デジタル庁は、マイナンバーカードを事業者や自治体のスタッフのスマートフォンにかざして本人確認が行える「マイナンバーカード対面確認アプリ」を8月20日に公開した。
本人確認を必要とする事業者や自治体スタッフのスマートフォンにダウンロードし、顧客や住民(利用者)による暗証番号の入力なしにICチップの情報を読み取ることで、厳格な本人確認を可能とするiOS/Androidアプリ。
金融機関や携帯電話会社、古物商といった、犯罪収益移転防止法や携帯電話不正利用防止法に基づく本人確認の業務に従事する民間事業者、または自治体のスタッフが、店頭や窓口などで活用することを想定している。
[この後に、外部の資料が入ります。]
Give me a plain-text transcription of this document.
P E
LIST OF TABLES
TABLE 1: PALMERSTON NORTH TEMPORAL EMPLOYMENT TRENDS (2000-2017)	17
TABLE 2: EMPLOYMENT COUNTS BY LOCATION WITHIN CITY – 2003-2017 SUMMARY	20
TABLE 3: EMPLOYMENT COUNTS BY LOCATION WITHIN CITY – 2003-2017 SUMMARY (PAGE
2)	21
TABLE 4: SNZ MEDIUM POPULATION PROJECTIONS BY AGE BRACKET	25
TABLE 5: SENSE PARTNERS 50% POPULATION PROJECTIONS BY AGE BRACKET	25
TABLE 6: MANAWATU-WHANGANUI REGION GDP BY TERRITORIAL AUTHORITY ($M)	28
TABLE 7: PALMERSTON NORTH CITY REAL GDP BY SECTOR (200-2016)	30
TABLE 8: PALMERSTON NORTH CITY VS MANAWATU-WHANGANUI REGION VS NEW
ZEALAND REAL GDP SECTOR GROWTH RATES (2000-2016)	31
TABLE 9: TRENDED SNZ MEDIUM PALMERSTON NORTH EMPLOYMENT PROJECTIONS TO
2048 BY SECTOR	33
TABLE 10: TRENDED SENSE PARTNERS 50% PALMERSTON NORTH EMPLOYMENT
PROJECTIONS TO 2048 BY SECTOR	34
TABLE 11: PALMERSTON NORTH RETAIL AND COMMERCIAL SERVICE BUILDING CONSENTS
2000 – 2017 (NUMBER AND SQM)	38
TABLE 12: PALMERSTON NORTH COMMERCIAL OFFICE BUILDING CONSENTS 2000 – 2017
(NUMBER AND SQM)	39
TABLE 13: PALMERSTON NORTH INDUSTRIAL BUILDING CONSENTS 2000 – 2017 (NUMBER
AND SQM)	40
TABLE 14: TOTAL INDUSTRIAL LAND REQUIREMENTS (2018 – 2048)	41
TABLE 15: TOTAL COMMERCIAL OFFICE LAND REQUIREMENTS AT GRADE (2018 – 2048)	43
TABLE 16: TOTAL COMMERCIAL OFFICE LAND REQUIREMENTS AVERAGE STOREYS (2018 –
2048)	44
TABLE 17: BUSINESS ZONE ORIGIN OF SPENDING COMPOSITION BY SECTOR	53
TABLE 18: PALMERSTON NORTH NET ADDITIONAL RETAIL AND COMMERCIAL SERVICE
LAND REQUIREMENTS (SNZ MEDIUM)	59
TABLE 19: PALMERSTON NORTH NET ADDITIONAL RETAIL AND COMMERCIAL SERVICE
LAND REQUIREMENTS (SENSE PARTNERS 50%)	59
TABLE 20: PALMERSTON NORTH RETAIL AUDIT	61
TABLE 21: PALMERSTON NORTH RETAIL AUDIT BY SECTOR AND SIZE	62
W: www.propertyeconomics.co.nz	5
デジタル庁が民間事業者へのヒアリングで寄せられた要望・意見などを踏まえ、開発・公開した。
具体的な利用の流れとして、事業者・自治体の店頭や窓口のスタッフなどが、顧客や住民(利用者)から提示されたマイナンバーカードの券面にある照合番号Bと、偽造困難なICチップを読み取る。これによってカードの券面が真正であるかを判別し、対面での本人確認ができるという(照合番号Bは、マイナンバーカード券面に記載されている生年月日、西暦の有効期限、セキュリティコードの情報を組み合わせた番号のこと)。
カードの券面情報はスマホのカメラとOCR(光学文字認識機能)で照合番号Bを読み取るため、利用者による暗証番号(4桁PIN)の入力は不要で、スムーズに本人確認できるとする。OCRが利用できない場合は手動入力も可能。なお、同アプリは暗証番号の入力には対応しない。
本人確認に用いるスマートフォンには、確認の記録として「確認した日時」と「カードの有効期限(年)」、「セキュリティーコード」が保存され、犯罪収益移転防止法などの法令に基づき事業者が作成する本人確認記録とスマートフォンの記録を照合することで、本人確認事務の正確性と効率性の向上を図れるとする。
顧客や住民(利用者)の氏名・住所・生年月日・性別などの個人情報や顔写真は、スマートフォンには保存されない。このため、マイナンバーカードを用いた本人確認を安全に利用できるとのこと。
同アプリ開発の背景としては、2024年6月18日に開かれた犯罪対策閣僚会議において「国民を詐欺から守るための総合対策」が取りまとめられ、この中には「犯罪者のツールを奪う」ための本人確認の実効性の確保に向けた取り組みが盛り込まれている。
具体的には、店頭での手続など対面での本人確認で、マイナンバーカードや運転免許証、在留カードなどのICチップ情報の読み取りによる確実な本人確認を推進し、犯罪の防止をめざすというもの。
口座開設や携帯電話などの契約時の本人確認方法については、非対面取引ではマイナンバーカードの公的個人認証に原則一本化することが決まり、対面取引ではマイナンバーカードや運転免許証、在留カードなどのICチップ情報の読み取りを義務付けることとしている。
本日8月20日(火)にマイナンバーカード対面確認アプリを公開しました。
— デジタル庁 (@digital_jpn) August 20, 2024
マイナンバーカードのICチップを読み取り、格納された本人情報を確認できるアプリです。
事業者や自治体のスタッフが、顧客や住民の本人確認をする際に利用できます。